The Rear End

THE REAR END: A Cold Waste of Time

wheeling into a winter afternoon

Mike Paulus, illustrated by Eva Paulus |

Years ago, my friends and I brought a bike down to the big field outside of our grade school on the west side of town. It was on a Saturday. Late winter. The sun was bright enough to make our eyes ache. We squinted and looked down as we trudged around the snowbanks and across the icy streets.

The sky was clear and blue and the air was thin. It was cold. Hard to breath. The field outside of school was a sheet of glaring white light. We got used to it. Our eyes and our lungs adjusted to the weather. We had bigger things to worry about.

All over town, a thick crust had frozen over the snow. The top few inches had melted and refrozen into a shell. Under the shell, the snow was dry and powdery. The thinnest and smallest of us could walk on the crust without busting though. The rest of us had to struggle across the weird terrain. But it was fun, breaking into the snow shell. If felt different. And after weeks of bleak winter monotony, different was good.

I don’t remember whose idea it was to bring the bike.

In the movies, kids always have big plans. They always have visions of do-it-yourself castles, sprawling treehouses, and massive Rube Goldbergy contraptions. But in my experience, the smaller ideas come first.

MIKE PAULUS

Earlier, back home, we’d been playing out in the yard. In our clumsy boots. In the tight snowsuits we were already outgrowing. In our sweaty stocking caps. We’d been smashing through the snow, breaking it with our fists. Or karate-chopping the crust into different shapes and tossing them like Frisbees. Writing our names with well-placed fissures. Writing out swear words, the tame ones we dared to say out loud. 

Eventually, we’d shattered the entire front yard. And it wasn’t enough. But we knew – just a few blocks away, over at the school – there was a huge expanse of pristine, unbroken snow.

We set off, bringing with us the BMX bike my friend had gotten from Shopko just a few summers back. An odd sight this deep into the winter freeze. He rode ahead of us. He never slipped once.

The idea was to use the bike as a leg-powered cutting tool. And that was the extent of our plans. In the movies, kids always have big plans. They always have visions of do-it-yourself castles, sprawling treehouses, and massive Rube Goldbergy contraptions. But in my experience, the smaller ideas come first. And those ideas may or may not lead to a makeshift clubhouse with trapdoors and hidden entrances.

Sometimes the small ideas just stay small.
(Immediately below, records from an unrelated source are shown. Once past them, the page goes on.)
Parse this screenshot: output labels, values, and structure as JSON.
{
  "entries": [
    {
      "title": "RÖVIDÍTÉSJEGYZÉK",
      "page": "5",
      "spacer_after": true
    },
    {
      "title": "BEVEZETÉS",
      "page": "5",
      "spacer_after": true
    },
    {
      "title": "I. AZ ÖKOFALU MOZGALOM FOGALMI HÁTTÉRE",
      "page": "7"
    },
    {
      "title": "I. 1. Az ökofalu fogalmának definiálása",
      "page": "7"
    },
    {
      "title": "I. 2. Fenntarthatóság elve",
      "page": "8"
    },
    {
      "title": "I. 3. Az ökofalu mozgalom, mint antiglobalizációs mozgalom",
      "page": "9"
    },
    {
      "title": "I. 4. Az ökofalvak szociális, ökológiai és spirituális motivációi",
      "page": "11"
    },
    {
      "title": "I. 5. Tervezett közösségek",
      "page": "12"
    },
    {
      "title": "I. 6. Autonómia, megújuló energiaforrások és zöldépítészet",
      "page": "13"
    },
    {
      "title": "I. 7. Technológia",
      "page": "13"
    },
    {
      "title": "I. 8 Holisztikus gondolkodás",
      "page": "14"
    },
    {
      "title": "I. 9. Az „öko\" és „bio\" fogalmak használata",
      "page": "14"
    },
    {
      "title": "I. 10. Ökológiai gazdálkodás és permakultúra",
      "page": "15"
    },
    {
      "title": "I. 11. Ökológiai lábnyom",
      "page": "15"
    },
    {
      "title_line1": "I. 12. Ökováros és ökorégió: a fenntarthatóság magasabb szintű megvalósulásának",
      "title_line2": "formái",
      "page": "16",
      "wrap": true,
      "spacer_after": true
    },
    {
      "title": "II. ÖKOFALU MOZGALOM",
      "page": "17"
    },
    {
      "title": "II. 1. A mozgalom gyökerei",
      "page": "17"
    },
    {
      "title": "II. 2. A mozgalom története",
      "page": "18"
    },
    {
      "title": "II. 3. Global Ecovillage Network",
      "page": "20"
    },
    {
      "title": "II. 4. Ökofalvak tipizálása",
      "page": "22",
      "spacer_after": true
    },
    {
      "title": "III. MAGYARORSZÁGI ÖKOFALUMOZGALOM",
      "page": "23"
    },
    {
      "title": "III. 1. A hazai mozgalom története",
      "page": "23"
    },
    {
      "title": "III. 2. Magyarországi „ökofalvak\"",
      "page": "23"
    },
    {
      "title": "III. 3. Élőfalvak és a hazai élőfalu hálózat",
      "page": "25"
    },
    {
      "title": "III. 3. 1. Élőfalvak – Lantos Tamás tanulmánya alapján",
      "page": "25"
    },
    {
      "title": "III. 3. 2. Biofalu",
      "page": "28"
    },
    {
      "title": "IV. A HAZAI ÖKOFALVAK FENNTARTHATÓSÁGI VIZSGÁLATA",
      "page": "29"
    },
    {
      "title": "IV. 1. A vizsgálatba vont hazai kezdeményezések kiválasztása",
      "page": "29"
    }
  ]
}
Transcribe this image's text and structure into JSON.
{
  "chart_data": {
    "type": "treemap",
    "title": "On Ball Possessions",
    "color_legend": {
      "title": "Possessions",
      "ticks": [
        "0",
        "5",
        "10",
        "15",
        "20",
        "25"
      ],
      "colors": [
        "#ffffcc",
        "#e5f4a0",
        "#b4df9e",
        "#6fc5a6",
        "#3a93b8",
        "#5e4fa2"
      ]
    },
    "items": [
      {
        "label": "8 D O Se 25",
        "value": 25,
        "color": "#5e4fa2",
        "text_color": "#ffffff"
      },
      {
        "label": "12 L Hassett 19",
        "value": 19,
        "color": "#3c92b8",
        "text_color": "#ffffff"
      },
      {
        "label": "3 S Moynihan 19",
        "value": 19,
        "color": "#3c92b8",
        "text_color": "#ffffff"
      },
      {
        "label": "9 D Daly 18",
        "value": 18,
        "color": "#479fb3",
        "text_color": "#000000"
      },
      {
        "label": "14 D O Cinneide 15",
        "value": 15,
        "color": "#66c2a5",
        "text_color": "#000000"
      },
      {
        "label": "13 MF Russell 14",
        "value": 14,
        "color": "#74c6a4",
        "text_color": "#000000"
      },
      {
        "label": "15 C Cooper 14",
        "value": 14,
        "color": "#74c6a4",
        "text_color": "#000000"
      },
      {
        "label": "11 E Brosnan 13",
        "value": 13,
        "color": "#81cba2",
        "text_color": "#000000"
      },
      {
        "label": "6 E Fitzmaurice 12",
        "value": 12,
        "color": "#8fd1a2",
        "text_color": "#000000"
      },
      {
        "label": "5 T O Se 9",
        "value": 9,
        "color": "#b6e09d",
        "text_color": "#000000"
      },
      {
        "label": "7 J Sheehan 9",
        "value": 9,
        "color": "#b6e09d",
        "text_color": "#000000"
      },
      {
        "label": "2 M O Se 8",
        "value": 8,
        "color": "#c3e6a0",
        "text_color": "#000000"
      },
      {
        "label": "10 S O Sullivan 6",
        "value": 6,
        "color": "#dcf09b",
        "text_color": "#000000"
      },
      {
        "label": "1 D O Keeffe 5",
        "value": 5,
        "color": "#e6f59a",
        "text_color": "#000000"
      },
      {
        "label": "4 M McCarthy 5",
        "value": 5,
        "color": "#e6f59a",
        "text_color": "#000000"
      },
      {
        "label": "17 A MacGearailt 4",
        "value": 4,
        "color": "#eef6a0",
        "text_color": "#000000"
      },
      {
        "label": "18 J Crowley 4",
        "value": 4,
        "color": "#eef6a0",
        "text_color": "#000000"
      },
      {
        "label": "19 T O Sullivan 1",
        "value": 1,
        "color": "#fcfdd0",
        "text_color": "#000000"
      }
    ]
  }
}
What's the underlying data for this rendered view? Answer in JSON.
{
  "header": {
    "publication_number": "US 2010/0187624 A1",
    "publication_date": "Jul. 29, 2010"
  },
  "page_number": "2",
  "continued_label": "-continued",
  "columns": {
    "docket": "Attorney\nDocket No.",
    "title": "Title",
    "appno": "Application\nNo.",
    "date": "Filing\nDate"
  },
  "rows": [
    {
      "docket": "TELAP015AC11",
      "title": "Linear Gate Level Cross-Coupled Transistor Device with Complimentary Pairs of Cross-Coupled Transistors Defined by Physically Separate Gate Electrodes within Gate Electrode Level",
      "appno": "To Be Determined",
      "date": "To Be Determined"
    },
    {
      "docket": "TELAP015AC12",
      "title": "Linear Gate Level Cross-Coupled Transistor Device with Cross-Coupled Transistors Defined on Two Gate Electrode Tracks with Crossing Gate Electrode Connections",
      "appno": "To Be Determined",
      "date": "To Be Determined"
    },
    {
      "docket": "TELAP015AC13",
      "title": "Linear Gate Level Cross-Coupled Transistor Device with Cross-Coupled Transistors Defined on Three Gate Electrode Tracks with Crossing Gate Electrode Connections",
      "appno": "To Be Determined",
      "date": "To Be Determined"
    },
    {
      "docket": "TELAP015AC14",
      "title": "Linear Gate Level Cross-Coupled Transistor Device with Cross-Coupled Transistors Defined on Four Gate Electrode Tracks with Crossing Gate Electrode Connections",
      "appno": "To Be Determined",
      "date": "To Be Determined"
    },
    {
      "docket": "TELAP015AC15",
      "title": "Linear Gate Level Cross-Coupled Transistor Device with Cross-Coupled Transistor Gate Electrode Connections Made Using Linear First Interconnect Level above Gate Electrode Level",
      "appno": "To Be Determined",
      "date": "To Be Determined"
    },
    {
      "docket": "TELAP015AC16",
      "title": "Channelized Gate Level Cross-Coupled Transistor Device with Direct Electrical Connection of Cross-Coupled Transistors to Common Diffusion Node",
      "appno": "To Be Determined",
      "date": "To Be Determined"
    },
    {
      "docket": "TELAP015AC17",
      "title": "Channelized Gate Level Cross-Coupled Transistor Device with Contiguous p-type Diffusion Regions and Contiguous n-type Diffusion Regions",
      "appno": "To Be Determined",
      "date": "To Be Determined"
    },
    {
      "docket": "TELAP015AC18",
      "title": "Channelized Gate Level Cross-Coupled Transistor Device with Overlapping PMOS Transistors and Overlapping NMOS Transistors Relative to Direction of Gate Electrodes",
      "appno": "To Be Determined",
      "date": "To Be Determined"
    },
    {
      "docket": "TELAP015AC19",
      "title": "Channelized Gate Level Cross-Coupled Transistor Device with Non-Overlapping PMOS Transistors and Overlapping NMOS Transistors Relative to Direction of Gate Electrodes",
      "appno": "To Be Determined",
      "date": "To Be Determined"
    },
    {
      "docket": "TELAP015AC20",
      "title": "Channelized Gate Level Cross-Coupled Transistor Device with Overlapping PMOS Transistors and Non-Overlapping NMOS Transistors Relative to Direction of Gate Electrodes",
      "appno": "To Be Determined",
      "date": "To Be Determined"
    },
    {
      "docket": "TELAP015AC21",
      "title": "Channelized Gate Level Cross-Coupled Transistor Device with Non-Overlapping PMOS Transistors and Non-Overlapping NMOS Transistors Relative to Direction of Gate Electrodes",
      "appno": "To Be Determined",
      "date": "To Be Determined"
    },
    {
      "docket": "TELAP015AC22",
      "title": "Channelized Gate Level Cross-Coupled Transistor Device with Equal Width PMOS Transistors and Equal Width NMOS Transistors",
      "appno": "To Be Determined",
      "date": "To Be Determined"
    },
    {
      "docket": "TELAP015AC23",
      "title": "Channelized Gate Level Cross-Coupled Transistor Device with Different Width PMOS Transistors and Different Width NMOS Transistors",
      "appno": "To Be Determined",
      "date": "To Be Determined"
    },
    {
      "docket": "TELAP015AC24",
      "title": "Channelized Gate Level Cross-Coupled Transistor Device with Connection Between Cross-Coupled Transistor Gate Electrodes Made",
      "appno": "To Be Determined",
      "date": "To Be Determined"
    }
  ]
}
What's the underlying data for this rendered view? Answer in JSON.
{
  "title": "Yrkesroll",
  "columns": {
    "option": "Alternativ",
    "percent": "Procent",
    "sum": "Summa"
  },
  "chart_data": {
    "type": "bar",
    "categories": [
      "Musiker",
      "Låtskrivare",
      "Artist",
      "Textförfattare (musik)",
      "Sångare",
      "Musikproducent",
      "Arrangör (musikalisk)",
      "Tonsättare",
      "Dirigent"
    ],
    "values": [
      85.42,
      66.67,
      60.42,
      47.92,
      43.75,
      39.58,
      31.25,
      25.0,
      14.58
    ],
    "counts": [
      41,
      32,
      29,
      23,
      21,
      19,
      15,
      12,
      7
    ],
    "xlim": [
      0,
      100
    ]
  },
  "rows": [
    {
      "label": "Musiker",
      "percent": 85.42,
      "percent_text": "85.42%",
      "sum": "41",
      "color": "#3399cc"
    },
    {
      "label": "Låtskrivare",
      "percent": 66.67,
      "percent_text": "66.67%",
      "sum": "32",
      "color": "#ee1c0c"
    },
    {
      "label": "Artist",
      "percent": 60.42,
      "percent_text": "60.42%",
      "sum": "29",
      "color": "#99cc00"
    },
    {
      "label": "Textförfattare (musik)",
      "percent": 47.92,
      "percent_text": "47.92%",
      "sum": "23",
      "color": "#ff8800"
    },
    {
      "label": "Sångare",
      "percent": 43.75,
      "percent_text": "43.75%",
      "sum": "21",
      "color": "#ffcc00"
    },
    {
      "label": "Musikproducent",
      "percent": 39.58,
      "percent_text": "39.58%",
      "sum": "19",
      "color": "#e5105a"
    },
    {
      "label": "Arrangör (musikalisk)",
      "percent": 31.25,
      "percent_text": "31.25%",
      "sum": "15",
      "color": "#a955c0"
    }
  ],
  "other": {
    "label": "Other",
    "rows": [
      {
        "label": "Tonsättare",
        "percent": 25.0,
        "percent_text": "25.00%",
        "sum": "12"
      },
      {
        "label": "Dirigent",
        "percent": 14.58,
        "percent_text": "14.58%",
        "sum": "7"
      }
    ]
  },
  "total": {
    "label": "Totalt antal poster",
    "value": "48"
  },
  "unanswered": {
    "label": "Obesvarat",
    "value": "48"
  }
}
And that’s all you need to fill up an entire afternoon in late February.

Anyway, we got to the field and stumbled out 50 or 60 feet until we found ourselves surrounded by clean, smooth, untouched snow. It was a couple feet deep that year.

We jammed the front tire of the bike into the crust, up past the hub were the spokes all joined together. It stood up on its own like that, like it was diving into a sea of cold sugar.

My friend stood in front of the bike, holding the handle bars, keeping it steady. His little brother, whip-thin and light as a feather, stood up on the pedals and held onto my friend’s shoulders. And then he pedaled. As hard as he could.

And it worked. Right on the first try, it worked. The rear wheel spun like a dull, rubbery circular saw against the crusty snow, grinding through the surface. Pivoting on the front axle, the entire back end of the bike sank down until the pedals hit the snow.

It was fantastic.

So we repositioned the bike three more times until we’d sliced a small, perfect square into the snow. My friend’s brother hopped off the bike, picked up the piece he’d cut out, and held it aloft, up over his head like a giant piece of Wonder Bread.

Then he smashed it across the seat of the bike. Because why not?

Someone suggested we start mass-producing snow squares and use them to build a snow fort. We enthusiastically agreed and got to work. About one snow square later, we enthusiastically abandoned the idea. You see, as ingenious as our new snow-cutting method was, it was also incredibly labor intensive. We’d never heard the phrase “ROI,” but we were smart enough to know we’d be there for days just building the foyer to a snow fort.

So we went back to punching through the snow crust – sans BMX bike – for another hour or so. It was a cold waste of time. And it was enough that day.

In fact, for a very short while, it was all we needed.